Spoken-Language translation is a research area that has been addressed for years by cascading an automatic speech recognition (ASR) and a machine translation (MT) system. On the one hand, this approach has shown high potential and it has been widely used in the market. Its main advantage is the possibility of leveraging large quantities of ASR and MT data. On the other hand, cascade systems need to deal with several issues, in particular, the engineering required to maintain separate modules, the cumulative error propagation between the ASR and MT components and the lack of direct use of speech prosodic cues to improve the translation. 

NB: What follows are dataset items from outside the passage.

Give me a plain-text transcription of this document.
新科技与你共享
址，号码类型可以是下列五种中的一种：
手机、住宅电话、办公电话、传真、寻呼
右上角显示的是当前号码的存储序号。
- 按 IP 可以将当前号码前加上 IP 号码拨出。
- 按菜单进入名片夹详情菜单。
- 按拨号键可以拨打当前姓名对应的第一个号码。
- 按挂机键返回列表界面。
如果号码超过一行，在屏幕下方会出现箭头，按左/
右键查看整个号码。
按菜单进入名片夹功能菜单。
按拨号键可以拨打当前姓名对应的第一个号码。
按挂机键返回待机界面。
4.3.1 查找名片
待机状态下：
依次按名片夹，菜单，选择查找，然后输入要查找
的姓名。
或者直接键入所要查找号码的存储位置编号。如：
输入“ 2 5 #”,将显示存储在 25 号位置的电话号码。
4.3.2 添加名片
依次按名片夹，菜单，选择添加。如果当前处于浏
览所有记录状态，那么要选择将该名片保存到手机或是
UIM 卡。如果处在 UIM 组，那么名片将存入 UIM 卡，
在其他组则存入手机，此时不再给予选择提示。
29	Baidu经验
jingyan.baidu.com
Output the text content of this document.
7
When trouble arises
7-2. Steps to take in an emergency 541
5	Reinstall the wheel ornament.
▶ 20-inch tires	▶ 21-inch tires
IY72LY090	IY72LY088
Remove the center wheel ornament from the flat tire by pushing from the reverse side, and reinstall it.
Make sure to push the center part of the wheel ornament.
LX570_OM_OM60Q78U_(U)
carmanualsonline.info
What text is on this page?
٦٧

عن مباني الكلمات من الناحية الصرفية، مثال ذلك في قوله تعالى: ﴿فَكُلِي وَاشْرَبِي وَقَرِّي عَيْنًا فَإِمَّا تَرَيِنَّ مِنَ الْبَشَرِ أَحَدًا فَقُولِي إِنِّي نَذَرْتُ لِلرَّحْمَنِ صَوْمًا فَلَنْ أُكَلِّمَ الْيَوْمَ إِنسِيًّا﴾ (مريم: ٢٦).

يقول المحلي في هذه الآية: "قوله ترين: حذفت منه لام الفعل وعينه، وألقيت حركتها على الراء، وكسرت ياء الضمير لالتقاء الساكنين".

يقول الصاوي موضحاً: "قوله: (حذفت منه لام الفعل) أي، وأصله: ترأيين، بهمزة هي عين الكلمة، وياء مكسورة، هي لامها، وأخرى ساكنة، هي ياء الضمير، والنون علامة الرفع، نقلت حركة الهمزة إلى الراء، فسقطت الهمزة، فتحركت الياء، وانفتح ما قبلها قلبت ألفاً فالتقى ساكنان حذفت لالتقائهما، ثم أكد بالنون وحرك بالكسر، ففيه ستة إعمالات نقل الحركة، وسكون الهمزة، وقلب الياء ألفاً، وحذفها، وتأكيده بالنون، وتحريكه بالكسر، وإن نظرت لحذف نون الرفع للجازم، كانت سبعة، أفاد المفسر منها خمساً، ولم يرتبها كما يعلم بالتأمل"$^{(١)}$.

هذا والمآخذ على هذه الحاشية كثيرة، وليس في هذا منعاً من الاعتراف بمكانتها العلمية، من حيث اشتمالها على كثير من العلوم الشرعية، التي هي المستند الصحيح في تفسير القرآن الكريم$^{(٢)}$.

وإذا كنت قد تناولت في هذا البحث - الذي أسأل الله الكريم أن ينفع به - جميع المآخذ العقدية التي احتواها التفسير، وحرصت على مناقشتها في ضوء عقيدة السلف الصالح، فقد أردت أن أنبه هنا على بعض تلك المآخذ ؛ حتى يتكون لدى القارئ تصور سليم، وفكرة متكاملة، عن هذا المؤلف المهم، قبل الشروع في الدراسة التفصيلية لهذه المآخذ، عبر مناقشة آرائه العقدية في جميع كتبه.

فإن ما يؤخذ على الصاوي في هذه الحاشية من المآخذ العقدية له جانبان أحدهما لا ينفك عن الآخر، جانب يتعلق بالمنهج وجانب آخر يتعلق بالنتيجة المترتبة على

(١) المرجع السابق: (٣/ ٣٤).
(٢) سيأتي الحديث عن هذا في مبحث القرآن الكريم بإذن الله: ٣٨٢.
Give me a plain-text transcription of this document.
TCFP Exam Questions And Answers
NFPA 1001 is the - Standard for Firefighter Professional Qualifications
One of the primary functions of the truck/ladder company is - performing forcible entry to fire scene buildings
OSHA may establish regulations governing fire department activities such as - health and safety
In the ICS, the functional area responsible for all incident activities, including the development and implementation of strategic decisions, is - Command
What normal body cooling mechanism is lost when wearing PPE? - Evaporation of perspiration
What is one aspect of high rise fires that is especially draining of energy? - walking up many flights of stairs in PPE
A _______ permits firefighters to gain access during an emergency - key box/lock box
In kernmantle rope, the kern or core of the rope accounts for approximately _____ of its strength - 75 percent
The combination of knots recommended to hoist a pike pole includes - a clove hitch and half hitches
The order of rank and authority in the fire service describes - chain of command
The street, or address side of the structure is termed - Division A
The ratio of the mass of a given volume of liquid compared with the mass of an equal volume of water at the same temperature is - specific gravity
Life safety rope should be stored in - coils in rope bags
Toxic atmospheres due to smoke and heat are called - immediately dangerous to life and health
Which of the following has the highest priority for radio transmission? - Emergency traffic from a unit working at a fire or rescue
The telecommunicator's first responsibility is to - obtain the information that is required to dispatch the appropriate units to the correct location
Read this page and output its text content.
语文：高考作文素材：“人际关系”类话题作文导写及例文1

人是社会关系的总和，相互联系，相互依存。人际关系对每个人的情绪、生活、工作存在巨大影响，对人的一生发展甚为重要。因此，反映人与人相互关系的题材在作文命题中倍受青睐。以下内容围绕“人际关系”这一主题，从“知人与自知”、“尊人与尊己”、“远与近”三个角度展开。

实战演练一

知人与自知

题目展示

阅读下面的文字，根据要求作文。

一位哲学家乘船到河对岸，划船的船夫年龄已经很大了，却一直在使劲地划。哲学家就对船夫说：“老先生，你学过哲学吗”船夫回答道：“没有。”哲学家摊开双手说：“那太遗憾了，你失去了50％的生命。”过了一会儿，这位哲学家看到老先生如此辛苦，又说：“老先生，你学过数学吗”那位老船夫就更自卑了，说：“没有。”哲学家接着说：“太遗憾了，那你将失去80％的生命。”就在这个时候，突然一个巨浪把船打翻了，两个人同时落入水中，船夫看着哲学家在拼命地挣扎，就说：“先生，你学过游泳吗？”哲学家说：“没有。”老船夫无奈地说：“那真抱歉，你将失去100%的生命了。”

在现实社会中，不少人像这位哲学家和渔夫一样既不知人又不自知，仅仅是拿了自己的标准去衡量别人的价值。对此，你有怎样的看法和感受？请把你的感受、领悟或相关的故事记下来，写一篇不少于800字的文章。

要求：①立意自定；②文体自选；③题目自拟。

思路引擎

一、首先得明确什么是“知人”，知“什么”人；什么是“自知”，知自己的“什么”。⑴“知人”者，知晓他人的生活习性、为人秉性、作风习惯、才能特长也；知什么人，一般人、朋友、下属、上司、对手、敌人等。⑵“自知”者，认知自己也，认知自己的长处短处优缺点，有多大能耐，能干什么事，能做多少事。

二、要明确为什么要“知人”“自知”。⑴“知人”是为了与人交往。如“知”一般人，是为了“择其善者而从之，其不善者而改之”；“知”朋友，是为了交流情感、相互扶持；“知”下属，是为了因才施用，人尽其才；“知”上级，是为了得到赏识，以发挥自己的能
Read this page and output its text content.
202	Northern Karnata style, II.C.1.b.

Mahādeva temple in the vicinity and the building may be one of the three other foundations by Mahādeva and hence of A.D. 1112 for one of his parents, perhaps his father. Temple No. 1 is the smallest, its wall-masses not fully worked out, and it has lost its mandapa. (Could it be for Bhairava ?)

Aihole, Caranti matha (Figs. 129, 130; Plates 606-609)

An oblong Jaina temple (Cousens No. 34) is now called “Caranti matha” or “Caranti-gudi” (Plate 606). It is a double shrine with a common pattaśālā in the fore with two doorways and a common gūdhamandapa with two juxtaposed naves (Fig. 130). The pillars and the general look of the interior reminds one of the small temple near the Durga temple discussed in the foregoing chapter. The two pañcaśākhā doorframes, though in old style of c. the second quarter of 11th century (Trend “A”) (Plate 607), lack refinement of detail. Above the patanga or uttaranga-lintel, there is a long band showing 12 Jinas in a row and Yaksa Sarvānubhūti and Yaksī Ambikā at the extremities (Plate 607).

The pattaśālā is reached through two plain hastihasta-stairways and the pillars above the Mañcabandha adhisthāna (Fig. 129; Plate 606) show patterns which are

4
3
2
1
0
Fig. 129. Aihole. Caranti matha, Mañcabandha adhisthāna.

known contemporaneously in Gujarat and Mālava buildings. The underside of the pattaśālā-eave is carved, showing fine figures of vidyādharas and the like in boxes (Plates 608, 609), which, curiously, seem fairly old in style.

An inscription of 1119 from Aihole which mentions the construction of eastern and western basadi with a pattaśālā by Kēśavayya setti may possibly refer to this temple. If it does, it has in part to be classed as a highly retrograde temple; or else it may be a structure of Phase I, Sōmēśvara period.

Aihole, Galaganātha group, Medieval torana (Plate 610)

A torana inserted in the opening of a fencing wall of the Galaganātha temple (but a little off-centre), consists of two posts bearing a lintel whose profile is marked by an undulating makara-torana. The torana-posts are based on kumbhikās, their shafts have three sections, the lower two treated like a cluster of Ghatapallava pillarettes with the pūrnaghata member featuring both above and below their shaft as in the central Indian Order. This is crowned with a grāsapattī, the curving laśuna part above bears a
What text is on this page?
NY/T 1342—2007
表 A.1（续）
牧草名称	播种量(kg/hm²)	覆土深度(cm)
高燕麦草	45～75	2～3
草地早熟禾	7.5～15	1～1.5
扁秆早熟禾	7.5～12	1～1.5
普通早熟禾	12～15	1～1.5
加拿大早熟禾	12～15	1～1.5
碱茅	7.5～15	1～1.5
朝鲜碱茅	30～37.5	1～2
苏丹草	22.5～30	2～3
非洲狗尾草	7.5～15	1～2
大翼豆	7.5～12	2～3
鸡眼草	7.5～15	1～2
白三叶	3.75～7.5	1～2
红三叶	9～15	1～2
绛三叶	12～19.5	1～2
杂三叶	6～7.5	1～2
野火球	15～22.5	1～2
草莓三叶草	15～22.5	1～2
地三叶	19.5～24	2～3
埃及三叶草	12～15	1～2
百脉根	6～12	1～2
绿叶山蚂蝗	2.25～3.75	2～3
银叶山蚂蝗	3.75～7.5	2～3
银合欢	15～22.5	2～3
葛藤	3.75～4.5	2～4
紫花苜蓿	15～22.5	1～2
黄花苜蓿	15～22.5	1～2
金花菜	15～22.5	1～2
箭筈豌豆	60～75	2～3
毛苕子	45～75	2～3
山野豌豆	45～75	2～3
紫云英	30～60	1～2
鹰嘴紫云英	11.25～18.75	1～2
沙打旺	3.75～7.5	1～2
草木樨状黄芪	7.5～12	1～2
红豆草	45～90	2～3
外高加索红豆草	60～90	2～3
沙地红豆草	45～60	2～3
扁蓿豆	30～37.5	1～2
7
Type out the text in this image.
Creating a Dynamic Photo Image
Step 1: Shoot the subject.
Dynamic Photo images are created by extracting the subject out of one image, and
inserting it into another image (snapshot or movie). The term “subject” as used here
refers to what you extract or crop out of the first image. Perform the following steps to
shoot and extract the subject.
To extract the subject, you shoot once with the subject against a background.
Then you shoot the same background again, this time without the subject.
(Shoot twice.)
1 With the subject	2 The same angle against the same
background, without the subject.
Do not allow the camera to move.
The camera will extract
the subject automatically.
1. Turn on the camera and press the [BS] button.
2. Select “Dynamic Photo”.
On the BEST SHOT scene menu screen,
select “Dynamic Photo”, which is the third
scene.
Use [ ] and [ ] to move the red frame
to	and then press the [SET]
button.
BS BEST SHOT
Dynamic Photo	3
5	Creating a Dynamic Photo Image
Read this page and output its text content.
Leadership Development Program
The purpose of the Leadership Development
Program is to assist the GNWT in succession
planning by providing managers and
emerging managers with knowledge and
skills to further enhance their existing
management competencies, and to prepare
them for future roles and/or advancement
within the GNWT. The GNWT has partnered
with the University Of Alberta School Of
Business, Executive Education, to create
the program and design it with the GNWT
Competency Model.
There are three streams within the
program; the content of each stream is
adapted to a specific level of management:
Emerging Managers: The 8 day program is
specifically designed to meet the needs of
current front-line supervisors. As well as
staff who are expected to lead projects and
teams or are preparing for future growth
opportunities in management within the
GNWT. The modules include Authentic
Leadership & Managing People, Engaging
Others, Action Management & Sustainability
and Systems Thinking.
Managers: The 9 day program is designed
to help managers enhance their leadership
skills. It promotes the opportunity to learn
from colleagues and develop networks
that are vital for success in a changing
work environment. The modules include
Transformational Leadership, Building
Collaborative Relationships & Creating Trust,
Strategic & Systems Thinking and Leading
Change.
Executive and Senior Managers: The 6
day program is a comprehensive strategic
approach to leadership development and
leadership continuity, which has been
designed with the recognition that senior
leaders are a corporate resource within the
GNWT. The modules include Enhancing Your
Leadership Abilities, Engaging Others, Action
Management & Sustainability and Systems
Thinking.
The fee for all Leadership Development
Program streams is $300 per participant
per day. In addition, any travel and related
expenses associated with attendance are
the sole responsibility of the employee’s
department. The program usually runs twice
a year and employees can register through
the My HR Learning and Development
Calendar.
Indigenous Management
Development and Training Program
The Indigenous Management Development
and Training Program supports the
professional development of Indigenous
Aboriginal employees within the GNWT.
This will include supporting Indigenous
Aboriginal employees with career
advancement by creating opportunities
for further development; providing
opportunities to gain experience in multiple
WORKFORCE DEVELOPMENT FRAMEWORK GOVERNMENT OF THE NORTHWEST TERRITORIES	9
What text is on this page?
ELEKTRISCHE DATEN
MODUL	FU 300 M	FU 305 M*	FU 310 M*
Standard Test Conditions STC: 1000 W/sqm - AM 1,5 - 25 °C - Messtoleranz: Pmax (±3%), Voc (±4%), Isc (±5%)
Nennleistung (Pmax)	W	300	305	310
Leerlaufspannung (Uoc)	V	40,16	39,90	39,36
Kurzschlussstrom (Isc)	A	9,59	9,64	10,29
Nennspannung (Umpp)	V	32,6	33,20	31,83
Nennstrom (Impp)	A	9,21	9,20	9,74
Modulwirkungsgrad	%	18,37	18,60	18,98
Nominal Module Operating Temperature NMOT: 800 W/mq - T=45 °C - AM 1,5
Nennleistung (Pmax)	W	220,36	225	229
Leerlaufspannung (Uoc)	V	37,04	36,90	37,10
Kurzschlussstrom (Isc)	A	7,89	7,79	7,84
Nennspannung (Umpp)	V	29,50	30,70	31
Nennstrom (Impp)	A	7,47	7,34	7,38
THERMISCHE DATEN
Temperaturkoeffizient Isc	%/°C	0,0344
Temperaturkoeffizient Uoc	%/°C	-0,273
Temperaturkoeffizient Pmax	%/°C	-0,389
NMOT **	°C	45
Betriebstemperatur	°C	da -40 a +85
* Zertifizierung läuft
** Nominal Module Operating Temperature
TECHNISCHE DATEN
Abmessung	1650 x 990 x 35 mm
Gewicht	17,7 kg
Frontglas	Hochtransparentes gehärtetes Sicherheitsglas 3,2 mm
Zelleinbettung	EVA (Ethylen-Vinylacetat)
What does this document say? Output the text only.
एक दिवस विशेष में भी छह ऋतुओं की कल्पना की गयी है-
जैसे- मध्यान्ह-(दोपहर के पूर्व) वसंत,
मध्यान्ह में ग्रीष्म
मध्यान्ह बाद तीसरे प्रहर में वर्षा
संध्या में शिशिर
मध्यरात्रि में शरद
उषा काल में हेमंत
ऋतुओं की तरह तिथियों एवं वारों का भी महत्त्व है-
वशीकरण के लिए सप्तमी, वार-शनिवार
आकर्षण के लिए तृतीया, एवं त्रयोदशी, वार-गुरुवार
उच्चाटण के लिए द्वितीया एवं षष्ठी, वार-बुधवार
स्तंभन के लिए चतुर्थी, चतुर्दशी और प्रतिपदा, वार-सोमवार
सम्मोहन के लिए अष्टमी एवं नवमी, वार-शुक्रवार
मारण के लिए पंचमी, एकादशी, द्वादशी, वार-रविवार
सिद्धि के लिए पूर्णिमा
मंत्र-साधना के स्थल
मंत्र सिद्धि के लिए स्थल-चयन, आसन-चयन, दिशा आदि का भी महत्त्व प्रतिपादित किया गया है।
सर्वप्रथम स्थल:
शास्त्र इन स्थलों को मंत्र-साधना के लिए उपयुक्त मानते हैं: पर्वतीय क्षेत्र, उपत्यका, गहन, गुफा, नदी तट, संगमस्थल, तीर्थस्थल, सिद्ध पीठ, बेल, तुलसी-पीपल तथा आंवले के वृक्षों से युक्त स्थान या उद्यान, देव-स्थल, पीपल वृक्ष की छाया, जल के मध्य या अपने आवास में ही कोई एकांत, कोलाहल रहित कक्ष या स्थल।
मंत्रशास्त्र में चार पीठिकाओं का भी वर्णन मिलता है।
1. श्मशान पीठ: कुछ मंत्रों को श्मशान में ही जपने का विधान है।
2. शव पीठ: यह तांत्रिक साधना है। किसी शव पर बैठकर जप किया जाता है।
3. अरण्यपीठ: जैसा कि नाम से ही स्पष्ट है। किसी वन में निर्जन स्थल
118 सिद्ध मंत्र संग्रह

The ongoing AI revolution has created new research opportunities on SLT, where the cascade models are challenged by more efficient end-to-end deep models that directly translate speech signal from one language into text in another language without intermediate steps. Although neural end-to-end models are yet to confirm their worth in many application scenarios, new approaches are being presented at top conferences and in academic journals, showing the level of interest of the research community on this topic.

The Google recipe

The crucial aspect that is limiting research in SLT is the lack of training data to build a data-hungry end-to-end model. Recently, Googlers have published an inspiring paper that provides a recipe on how to build a neural end-to-end model:
  1. leveraging large quantities of ASR and MT data, and
  2. being able to outperform cascade systems.
The main idea consists in building synthetic data, where either the audio signals or the translations are not created by humans, but by machines. Using Google Translate and in-house text-to-speech components, the ASR data have been enriched with an automatic translation (synthetic ASR), while MT data with a synthesized speech (synthetic MT). When merged with 1 Million of real STL utterances, the synthetic ASR and MT utterances have produced an impressive jump in performance, moving from 55.9 BLEU for the SLT system trained only on real data to a 59.5 BLEU score for the full-fledged system. When decoupling the contributions of synthetic ASR and MT data, the addition of the synthetic ASR data only results in identical performance of the full-fledged system showing the importance of properly training the audio encoder. The remarkable result is that the cascade obtained by combining state-of-the-art ASR and MT systems achieves a BLEU score of 56.9, almost 3 points less than the neural STL model, highlighting the clear supremacy of neural models.

In summary

Neural end-to-end SLT systems can significantly improve on the performance of cascade models by leveraging weakly supervised data. The approach proposed by Google is a recipe to build such systems, paving the way to a new neural SLT revolution. Unfortunately, the amount of real data used in the paper is far from the quantity of freely available SLT data, which calls for new and large SLT datasets.